National and personal sorrows often intertwined. His last years in politics weren’t good ones. The Meretz party he headed suffered repeated blows at the polls and became irrelevant. His table in the Knesset cafeteria, once bustling with journalists and young MKs who lapped up his stories and revelled in his wit, gradually emptied. He would sit alone, rarely making eye contact with those around him. Until he finally understood, and quit. Later, he admitted with characteristic honesty that he delayed his retirement too long, and those years of repression made him even more irritable.

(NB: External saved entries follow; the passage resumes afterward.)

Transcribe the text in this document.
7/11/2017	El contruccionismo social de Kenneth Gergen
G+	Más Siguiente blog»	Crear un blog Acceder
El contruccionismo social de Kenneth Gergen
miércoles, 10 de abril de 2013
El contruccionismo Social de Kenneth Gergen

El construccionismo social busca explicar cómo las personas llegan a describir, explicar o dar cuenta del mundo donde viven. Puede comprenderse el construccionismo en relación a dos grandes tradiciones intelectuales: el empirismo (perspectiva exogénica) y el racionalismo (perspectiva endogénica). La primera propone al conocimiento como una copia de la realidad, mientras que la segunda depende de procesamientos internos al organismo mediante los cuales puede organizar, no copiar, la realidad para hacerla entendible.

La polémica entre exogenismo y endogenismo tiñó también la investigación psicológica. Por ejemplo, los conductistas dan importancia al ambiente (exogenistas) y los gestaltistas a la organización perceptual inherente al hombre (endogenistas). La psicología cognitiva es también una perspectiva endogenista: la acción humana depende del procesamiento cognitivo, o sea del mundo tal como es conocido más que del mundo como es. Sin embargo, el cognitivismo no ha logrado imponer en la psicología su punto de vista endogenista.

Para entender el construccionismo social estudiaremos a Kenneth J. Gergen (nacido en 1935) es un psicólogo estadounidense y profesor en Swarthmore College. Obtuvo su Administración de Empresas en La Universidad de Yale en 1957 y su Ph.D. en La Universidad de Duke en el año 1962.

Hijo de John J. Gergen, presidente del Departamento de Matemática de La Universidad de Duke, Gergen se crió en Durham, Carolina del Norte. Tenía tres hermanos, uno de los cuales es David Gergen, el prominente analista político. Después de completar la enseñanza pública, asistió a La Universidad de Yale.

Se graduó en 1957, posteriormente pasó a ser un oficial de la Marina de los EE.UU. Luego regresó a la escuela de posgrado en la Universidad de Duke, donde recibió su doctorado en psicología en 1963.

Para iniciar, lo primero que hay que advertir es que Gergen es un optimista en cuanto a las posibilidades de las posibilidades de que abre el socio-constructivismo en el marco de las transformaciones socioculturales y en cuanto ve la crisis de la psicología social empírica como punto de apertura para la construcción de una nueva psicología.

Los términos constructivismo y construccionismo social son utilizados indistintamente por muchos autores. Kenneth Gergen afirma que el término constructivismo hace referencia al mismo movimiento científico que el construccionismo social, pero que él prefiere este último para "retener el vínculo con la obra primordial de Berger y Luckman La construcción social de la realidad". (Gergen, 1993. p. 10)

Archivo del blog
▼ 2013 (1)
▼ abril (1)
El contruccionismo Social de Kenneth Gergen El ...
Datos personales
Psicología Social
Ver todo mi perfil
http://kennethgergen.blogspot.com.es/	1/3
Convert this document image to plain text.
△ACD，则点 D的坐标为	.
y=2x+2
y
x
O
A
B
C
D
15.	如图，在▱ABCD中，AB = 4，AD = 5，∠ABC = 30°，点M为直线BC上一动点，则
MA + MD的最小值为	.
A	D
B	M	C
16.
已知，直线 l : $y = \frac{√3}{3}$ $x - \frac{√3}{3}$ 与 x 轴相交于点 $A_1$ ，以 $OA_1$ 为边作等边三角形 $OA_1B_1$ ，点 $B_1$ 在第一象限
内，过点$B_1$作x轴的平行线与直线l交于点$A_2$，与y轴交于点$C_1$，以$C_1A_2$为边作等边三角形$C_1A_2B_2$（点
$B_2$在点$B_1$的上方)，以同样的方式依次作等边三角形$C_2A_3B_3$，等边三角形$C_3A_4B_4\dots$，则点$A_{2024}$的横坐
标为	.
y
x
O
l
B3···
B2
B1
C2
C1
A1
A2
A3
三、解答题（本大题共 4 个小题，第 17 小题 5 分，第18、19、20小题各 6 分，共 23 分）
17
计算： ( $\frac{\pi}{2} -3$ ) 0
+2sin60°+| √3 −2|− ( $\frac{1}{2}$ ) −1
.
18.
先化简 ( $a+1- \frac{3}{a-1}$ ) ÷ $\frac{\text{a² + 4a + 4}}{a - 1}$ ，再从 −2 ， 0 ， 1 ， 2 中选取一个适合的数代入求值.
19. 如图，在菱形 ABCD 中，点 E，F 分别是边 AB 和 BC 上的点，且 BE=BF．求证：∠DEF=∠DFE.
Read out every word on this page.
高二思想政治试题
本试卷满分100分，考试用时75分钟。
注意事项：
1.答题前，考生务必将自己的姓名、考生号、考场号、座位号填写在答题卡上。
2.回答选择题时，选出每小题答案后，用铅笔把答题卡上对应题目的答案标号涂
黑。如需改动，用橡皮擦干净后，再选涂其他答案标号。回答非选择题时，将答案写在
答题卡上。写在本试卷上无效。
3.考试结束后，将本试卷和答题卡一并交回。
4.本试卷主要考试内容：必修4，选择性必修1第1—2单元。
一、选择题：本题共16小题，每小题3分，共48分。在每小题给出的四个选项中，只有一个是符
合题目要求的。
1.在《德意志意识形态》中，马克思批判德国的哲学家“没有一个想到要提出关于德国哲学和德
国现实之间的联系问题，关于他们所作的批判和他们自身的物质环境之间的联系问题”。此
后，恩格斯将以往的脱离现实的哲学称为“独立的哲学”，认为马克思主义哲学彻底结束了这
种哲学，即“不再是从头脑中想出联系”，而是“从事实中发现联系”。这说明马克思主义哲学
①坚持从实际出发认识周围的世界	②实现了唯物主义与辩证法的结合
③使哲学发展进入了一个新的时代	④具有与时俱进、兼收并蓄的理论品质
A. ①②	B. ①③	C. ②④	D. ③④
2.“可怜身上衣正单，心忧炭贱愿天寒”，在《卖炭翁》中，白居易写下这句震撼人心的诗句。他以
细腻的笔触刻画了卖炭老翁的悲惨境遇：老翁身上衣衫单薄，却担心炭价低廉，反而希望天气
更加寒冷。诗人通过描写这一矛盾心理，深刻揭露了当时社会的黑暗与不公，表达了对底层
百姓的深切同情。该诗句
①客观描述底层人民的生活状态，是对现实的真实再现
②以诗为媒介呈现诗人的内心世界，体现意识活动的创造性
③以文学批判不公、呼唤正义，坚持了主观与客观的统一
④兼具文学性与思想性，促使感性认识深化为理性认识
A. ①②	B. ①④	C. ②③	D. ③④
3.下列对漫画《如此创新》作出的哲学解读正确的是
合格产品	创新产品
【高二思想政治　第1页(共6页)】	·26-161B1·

Sarid was one of Israel’s greatest parliamentarians. Many laws bear his signature. But as he himself said, this wasn’t his crowning achievement: there are many laws, but few create real change. His true contribution to Israeli public life was norms, principles and standards, and the cruel mirror he held up to the public and his colleagues, which he viewed as a mission.

This was rooted in three character traits: exceptional courage, personal honesty and uncompromising integrity. He was the only one who recognized what a disaster the 1982 Lebanon War was from its very first day. His immediate, harsh criticism of the war’s stewards – then-Defence Minister Ariel Sharon and then-Prime Minister Menachem Begin – made him an enemy of the people. The intensity of the hatred flung at him could have melted steel. But he was undeterred and refused to remain silent. And it didn’t take many weeks before most of the public switched to his side.

The same was true on the diplomatic front. His consistent support for ending the occupation and returning the territories was initially often viewed as treason. But Sarid was there from his first day in politics. It’s a miracle he reached 75 without being assassinated.

He was proud of polls from the 1980s that showed him as Israel’s most hated politician without compare. When Shimon Peres overtook him, he was disappointed. But perhaps this was only pretense because, ultimately, everyone wants to be loved.

If one had to choose a seminal moment in Sarid’s political career, it was his departure from the Labour Party after the 1984 election, when it formed a unity government with Likud. Sarid wasn’t willing to accept this. He was then 44, a political meteor who was widely considered a shoo-in to someday lead his party and become prime minister. But he unhesitatingly left his political home and wandered in the desert, to a tiny left-wing party called Citizens’ Rights Movement (Ratz), which later became Meretz.

He knew he was sealing his political fate and that, having pulled over onto the shoulder, he would never be able to get back on the highway and reach the summit. But his honesty, morality and integrity wouldn’t allow him to do otherwise.